Pourquoi la musique?

Parmi les reproches qui sont faits à la HEM, il y a celui du faible nombre d’étudiants locaux: une vingtaine de Suisses sur cent, dont deux Neuchâtelois seulement. Livrés de cette façon, ces chifres ont fait beaucoup de tort à la communauté HEM neuchâteloise, mais ils résultent manifestement d'une approche trop rapide de la question. En fait, il faut surtout tenir compte du fait que 45 Neuchâtelois étudient dans l'ensemble des HEM suisses. Les 2,2 millions annoncés par le Conseil d'Etat sont un droit d'entrée dans un club proposant de nombreux avantages qui, eux, n'ont pas été mis en avant. Mais pour bien comprendre tout cela, il faut revenir un peu en arrière, sur le concept même qui est à la base des HEM.

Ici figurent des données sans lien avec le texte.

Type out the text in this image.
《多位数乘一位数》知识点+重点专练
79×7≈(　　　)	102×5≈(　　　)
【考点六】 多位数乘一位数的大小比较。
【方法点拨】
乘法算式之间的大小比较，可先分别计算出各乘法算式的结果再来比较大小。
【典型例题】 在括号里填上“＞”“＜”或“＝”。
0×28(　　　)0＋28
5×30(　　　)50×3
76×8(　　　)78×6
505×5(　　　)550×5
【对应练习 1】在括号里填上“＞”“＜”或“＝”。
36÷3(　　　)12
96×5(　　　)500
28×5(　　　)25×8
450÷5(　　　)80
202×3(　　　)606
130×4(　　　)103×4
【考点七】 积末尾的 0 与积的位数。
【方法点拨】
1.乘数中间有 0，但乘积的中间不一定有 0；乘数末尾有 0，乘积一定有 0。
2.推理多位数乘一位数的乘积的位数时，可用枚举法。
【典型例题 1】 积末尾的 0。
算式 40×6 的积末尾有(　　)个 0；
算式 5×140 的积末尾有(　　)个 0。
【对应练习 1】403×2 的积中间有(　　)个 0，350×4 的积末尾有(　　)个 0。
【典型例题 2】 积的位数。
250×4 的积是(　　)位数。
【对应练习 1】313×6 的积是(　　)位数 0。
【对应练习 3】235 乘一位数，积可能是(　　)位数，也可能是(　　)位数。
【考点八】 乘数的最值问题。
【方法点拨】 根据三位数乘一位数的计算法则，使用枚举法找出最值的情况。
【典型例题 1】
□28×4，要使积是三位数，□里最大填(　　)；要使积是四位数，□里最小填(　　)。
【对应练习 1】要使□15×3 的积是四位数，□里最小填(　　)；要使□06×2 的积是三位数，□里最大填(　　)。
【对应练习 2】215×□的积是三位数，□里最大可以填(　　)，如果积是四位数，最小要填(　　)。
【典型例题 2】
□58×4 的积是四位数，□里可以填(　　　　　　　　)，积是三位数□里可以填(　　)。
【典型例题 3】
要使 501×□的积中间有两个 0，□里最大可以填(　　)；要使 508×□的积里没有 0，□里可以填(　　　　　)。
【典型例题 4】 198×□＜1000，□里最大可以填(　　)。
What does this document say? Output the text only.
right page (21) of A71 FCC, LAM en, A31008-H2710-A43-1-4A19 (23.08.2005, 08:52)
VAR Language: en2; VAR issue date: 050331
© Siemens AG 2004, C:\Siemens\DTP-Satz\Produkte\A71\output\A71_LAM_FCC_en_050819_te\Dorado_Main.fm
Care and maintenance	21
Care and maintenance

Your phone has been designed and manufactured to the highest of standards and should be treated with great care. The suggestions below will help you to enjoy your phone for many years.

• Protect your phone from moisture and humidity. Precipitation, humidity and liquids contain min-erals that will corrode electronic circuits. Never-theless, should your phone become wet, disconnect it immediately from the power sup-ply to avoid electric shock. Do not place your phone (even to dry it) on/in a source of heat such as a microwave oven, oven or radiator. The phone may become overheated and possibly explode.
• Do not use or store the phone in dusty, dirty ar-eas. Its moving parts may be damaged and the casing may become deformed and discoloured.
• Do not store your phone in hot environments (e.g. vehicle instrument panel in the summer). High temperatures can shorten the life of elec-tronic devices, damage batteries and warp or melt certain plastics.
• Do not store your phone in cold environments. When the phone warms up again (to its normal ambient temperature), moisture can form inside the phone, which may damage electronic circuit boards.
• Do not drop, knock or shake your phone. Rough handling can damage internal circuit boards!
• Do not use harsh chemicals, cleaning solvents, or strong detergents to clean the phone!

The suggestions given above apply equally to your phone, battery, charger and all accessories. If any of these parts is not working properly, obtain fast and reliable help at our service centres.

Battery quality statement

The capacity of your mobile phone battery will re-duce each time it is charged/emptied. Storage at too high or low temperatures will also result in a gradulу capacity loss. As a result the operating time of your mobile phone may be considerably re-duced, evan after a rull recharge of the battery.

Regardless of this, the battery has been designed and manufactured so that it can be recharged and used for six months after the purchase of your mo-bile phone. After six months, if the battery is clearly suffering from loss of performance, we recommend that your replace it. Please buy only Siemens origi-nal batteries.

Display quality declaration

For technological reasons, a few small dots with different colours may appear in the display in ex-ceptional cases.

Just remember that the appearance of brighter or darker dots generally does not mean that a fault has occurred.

L'apprentissage de la musique classique se caractérise par deux particularités: il repose d'abord sur une relation personnelle entre un enseignant et un étudiant. Le coeur du travail des écoles de musique est le cours individuel d'instrument ou de chant. Ce point entraîne bien sûr des coûts spécifiques assez élevés, car il n'est pas possible de donner un cours de violon à un auditoire de 200 personnes. La masse salariale croît d'autant. Ensuite, il existe en musique classique un grand nombre de spécialités: tous les instruments de l'orchestre (violon, alto, violoncelle, contrebasse, flûte, hautbois, clarinette, basson, cor, trompette, trombone, tuba, harpe, timbales, percussion, saxophone...), auxquels il faut ajouter le piano et le chant, l'orgue, le clavecin, la guitare, l'accordéon, la composition et la direction, chorale ou orchestrale (récemment, sont venus s'adjoindre également des dizaines de spécialisations en musique ancienne, en jazz, en musiques actuelles...).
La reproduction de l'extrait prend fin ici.